An organization called Students for Fair Admissions (SFFA) today launched a new website, UTnotFair.com. The “UT” is the University of Texas at Austin; the organization, a brainchild of Edward Blum, is the same one that is suing Harvard and the University of North Carolina–Chapel Hill for their use of racial preferences; and the website’s aim is to encourage students who were recently rejected by UT–Austin to “share their stories” with SFFA. And some of those stories, it is hoped, will result in another, similar lawsuit against the University of Texas.
This is the time of year when some students will start getting those dreaded thin envelopes — that is, rejection letters — from universities. And Cory Liu, who recently joined SFFA as the new volunteer executive director, notes:
Even though many Asian students grow up like myself — as the children of immigrants speaking a language other than English at home — Asian students are denied an equal opportunity for higher education because of UT’s racially discriminatory admissions process. It isn’t right, and it isn’t lawful. Our Constitution guarantees every American equality under the law, regardless of their race.

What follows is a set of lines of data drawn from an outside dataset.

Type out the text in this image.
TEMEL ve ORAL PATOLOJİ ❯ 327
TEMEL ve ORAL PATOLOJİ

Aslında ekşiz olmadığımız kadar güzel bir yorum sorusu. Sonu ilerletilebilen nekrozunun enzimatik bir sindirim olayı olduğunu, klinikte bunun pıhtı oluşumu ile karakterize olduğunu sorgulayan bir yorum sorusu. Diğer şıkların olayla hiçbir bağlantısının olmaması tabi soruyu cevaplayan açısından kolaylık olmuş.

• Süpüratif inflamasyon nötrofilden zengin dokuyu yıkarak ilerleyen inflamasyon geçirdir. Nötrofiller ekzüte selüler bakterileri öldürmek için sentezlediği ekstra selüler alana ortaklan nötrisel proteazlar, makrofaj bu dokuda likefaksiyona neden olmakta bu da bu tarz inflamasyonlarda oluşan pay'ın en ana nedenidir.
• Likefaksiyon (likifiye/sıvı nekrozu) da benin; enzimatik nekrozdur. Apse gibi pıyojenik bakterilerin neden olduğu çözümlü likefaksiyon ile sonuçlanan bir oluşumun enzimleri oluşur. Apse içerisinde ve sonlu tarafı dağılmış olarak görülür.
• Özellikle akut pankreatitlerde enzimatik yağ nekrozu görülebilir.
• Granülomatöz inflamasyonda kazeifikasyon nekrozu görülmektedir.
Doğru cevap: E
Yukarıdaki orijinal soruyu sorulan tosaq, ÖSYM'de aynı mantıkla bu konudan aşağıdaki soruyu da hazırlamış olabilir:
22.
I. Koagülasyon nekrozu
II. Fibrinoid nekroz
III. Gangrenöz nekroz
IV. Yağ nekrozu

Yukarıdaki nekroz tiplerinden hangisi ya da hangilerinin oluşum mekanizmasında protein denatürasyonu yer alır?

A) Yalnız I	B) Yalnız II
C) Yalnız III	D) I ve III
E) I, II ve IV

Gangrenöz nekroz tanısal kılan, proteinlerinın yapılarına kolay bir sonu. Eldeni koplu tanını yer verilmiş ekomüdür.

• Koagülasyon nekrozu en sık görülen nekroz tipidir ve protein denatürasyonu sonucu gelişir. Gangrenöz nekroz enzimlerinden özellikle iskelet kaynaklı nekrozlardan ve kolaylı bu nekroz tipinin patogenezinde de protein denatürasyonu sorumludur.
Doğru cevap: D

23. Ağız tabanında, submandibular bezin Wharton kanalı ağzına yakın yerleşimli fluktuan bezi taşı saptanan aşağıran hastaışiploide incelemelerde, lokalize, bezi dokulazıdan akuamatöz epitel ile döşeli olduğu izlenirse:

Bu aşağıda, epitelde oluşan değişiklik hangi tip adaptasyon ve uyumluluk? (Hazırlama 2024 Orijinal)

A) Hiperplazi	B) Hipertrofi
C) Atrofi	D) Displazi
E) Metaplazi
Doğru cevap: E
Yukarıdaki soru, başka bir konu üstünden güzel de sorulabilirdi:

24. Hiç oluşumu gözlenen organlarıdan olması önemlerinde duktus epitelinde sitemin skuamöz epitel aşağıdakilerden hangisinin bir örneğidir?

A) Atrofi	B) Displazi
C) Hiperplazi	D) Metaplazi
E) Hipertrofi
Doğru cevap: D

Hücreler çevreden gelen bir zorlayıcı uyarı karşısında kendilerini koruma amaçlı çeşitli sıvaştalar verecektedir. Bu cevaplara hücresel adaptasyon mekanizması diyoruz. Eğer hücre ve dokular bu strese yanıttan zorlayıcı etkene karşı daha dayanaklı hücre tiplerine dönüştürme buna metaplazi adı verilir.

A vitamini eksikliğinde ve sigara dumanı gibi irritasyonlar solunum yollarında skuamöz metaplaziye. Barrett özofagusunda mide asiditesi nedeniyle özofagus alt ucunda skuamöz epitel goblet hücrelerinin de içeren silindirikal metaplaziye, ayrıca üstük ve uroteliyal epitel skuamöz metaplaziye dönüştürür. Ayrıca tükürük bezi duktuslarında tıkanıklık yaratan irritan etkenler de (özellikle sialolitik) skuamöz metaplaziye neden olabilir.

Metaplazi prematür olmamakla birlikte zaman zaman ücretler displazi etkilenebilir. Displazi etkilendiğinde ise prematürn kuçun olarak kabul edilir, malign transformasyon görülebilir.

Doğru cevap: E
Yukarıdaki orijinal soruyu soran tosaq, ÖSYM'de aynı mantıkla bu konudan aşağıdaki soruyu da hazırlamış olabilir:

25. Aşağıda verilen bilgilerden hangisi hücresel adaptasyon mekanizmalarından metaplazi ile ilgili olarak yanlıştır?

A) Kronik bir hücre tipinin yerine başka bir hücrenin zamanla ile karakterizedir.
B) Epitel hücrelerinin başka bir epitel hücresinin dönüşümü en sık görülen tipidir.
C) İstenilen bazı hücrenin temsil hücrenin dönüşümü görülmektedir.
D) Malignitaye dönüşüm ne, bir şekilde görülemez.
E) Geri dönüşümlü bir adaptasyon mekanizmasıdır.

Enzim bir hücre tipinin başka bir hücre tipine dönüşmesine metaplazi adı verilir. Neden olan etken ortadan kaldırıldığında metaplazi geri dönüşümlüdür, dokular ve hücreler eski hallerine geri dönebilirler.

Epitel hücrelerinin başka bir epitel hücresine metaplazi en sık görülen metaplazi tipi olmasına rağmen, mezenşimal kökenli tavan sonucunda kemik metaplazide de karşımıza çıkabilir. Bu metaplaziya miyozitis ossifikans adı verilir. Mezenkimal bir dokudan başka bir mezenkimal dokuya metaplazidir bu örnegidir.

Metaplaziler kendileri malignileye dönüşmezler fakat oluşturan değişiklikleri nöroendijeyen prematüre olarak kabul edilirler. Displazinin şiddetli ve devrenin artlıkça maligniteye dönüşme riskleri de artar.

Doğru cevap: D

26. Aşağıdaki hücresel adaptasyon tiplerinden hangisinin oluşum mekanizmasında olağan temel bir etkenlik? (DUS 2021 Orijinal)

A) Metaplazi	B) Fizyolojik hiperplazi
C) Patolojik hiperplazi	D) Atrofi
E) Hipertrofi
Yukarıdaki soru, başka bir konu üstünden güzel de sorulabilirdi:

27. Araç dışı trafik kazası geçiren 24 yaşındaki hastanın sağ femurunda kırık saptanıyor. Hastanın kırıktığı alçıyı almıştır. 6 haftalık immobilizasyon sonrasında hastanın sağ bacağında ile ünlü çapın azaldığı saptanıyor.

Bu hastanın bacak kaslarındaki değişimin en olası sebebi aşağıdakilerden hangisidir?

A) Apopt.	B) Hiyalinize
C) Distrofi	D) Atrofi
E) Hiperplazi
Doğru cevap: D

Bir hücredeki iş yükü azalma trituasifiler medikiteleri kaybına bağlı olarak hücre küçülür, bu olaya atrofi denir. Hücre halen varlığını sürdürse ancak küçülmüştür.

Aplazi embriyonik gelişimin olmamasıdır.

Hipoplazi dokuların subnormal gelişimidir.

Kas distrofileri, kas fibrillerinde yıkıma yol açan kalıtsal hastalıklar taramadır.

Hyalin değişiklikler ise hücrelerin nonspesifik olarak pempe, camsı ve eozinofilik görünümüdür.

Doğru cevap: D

But, you say, didn’t the University of Texas just win a lawsuit against another plaintiff, Abigail Fisher, who also had Mr. Blum’s backing? Yes, but that was based on an admissions system nearly a decade old, and the Supreme Court has warned that schools are obliged to reevaluate and update their discriminatory systems frequently, to show that their use of race remains necessary and justified. And, besides, it’s important for schools to know to know that they will have to be looking over their shoulders constantly if they insist on treating applicants differently on the basis of skin color and what country their ancestors came from.
There’s no rest for the wicked.
One last note: It will be interesting to see if the Trump administration believes that part of making America great again is following the principles of E pluribus unum and character-not-color when it comes to civil rights.